Celebrating the release into Bowmans Creek of brook trout fingerlings raised at Tunkhannock High School are (top, from left) John Pittenger and Mike Dickinson of Williams Companies, THS biology teacher Karen Kudish, students Michael Prebola, Dinah DiMeolo, Katie Ramage, Camryn Rogers and Jillian Landon, THS counselor Greg Ellsworth, and Tammy Bonnice of Williams. Dinah DiMeolo (above) introduces brook trout fingerlings to their new home.
Story and photos by Rick Hiduk
Several state agencies and a local corporation are investing in an environmental initiative designed for perpetuity. Hundreds of trout fingerlings released into a tributary of Bowmans Creek in a remote section of State Game Lands 57 are just one aspect of a program geared to high school science students who are then tasked with passing the torch to underclassmen.
The release into Beth Run in Wyoming County on May 30 was conducted under the auspices of the Pennsylvania Fish & Boat Commission and the PA Chapter of Trout Unlimited. A 2019 Tunkhannock High School (THS) senior was joined by her biology instructor, as well as two juniors and three sophomores who will carry on with Trout in the Classroom. The combination of advocates, sponsors and educators is the perfect recipe for long-term success of the program.
Trout in the Classroom (TIC) began in Tennessee and has spread throughout the eastern United States as an effort to engage youths in the preservation of streams in their respective region by raising brook trout from eggs delivered to their schools. TIC can be tailored to meet the specific requirements of a curriculum with components in ecology, math, science, language, social studies and even fine arts and physical education.

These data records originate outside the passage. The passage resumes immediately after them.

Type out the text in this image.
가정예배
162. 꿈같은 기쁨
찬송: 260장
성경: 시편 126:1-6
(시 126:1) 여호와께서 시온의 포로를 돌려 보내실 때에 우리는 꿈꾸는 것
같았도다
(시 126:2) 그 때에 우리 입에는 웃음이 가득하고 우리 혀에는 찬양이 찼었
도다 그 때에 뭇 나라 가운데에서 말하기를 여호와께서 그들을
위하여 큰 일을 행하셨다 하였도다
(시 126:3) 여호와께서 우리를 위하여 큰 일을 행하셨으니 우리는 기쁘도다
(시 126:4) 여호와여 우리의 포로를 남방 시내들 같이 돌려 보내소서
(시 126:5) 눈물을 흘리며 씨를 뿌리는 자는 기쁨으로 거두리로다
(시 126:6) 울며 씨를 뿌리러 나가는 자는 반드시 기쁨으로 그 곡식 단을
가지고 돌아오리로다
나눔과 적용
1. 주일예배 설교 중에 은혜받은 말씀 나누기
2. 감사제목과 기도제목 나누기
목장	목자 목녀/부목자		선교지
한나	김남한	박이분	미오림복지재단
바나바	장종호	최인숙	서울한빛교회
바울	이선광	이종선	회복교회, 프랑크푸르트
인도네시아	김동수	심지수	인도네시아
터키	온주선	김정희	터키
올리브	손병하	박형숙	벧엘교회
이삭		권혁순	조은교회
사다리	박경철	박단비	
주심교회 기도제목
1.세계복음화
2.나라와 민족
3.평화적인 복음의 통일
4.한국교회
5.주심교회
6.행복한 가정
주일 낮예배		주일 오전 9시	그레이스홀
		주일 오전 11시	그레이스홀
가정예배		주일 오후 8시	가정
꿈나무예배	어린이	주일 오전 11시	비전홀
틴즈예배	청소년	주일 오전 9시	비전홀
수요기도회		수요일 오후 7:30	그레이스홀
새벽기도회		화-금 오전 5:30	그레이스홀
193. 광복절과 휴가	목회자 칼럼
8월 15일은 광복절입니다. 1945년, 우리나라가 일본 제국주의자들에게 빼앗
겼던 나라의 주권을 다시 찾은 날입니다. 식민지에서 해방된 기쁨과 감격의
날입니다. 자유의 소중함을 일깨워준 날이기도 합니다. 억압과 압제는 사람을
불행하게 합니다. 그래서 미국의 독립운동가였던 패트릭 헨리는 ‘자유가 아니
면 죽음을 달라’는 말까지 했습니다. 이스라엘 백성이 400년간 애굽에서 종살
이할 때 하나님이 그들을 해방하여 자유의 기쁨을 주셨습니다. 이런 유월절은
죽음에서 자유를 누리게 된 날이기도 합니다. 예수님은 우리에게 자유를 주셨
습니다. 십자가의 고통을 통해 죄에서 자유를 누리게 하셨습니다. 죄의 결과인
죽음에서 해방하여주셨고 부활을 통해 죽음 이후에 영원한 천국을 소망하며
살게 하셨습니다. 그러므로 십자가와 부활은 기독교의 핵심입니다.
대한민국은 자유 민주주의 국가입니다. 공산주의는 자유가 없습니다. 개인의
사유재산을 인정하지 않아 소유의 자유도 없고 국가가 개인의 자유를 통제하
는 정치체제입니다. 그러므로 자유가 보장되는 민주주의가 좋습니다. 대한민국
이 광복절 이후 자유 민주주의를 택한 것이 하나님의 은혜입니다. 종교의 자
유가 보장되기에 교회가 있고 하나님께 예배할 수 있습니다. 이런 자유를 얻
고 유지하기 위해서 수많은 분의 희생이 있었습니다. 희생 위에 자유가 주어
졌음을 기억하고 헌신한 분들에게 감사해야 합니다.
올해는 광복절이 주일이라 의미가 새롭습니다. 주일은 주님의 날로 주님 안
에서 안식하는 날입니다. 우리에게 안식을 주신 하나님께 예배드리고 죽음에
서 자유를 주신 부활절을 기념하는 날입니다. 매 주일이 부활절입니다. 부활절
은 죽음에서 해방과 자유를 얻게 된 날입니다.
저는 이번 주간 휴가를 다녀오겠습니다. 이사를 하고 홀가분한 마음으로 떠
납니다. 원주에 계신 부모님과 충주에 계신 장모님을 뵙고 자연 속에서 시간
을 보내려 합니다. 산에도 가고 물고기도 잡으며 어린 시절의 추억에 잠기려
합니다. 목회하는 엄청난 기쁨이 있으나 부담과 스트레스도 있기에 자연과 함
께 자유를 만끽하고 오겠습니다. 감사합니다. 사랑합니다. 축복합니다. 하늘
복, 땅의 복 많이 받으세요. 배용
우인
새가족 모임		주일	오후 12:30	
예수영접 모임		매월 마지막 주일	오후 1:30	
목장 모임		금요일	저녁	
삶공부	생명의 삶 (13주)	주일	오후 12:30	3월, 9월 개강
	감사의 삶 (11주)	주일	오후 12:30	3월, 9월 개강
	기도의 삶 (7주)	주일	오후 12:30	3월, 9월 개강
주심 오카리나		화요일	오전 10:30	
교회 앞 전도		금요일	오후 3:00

At THS, additional support was provided by the PA Department of Conservation & Natural Resources (DCNR), Department of Environmental Protection (DEP), and Williams Companies through its Field Giving program.
“We look to connect the interests and passions of our employees with people in the community,” said Williams director of projects Mike Dickinson who, in turn, reached out to liaison project manager John Pittenger, an avid outdoorsman with a penchant for both hunting and fishing.
Pittenger had previously facilitated a Williams Homegrown Grant at Patriots Cove, a facility in Noxen for that provides fishing opportunities for veterans and first responders, to enhance stream conditions and access. He shared his knowledge about TIC with Dickinson, who participates on an advisory board with THS director of career & technical education programming Greg Ellsworth.
“Greg’s eyes lit up,” Dickinson recalled of the moment he approached Ellsworth with the idea. “It was an example of being in the right spot to have the right conversation.”
At THS, Ellsworth found the perfect conduit for the initiative in biology teacher Karen Kutish, who needed to look no farther than senior Dinah DiMeolo to coordinate the construction of the fish hatchery and mentor the students who would help her with the work. In 2018, DiMeolo garnered an Emerging Environmental Leader Award at the 28th annual NEPA Environmental Partners banquet. DiMeolo relationship with Kudish started when DiMeolo was a sophomore taking honors biology and continued with advanced biology. She served as the school’s Environmental Team leader and is an alumni of the Wildlife Leadership Academy of PA.
“She loves to hunt and fish,” Kudish (below, carrying fingerlings with DiMeolo) said of her in a previous interview. “She ties her own flies to fish. She’s a little different than other students that I’m used to dealing with.”
For Trout in the Classroom, tanks and filtration systems were installed, and fish eggs arrived in November. In addition to monitoring tank water quality and raising the hatchlings from eggs to fish about three inches in length, the students participated in stream habitat studies.
Ellsworth and Kudish transported the students to SGL 57, where they hiked with their research subjects in buckets a short distance to a spot on Beth’s Run where Pittenger has fished numerous times. Charlie Charlesworth of Trout Unlimited and DEP educator Shane Kleiner also joined the student at the stream’s picturesque confluence with Bowmans Creek. (Kleiner subsequently took the students a bit farther up Bowmans Creek for a quick lesson about benthic macro-invertebrates – the bugs that live under rocks in a stream bed.)
As Kutish watched DiMeolo and her fellow students take turns to carefully release the fingerlings into the water, confident in their environmental stewardship, she remarked, “We’re hoping that between these five, they will be able to fill their shoes.”
Photo by John Pettinger
DEP’s Shane Kleiner provides a lesson on macro-invertebrates to the Tunkhannock students.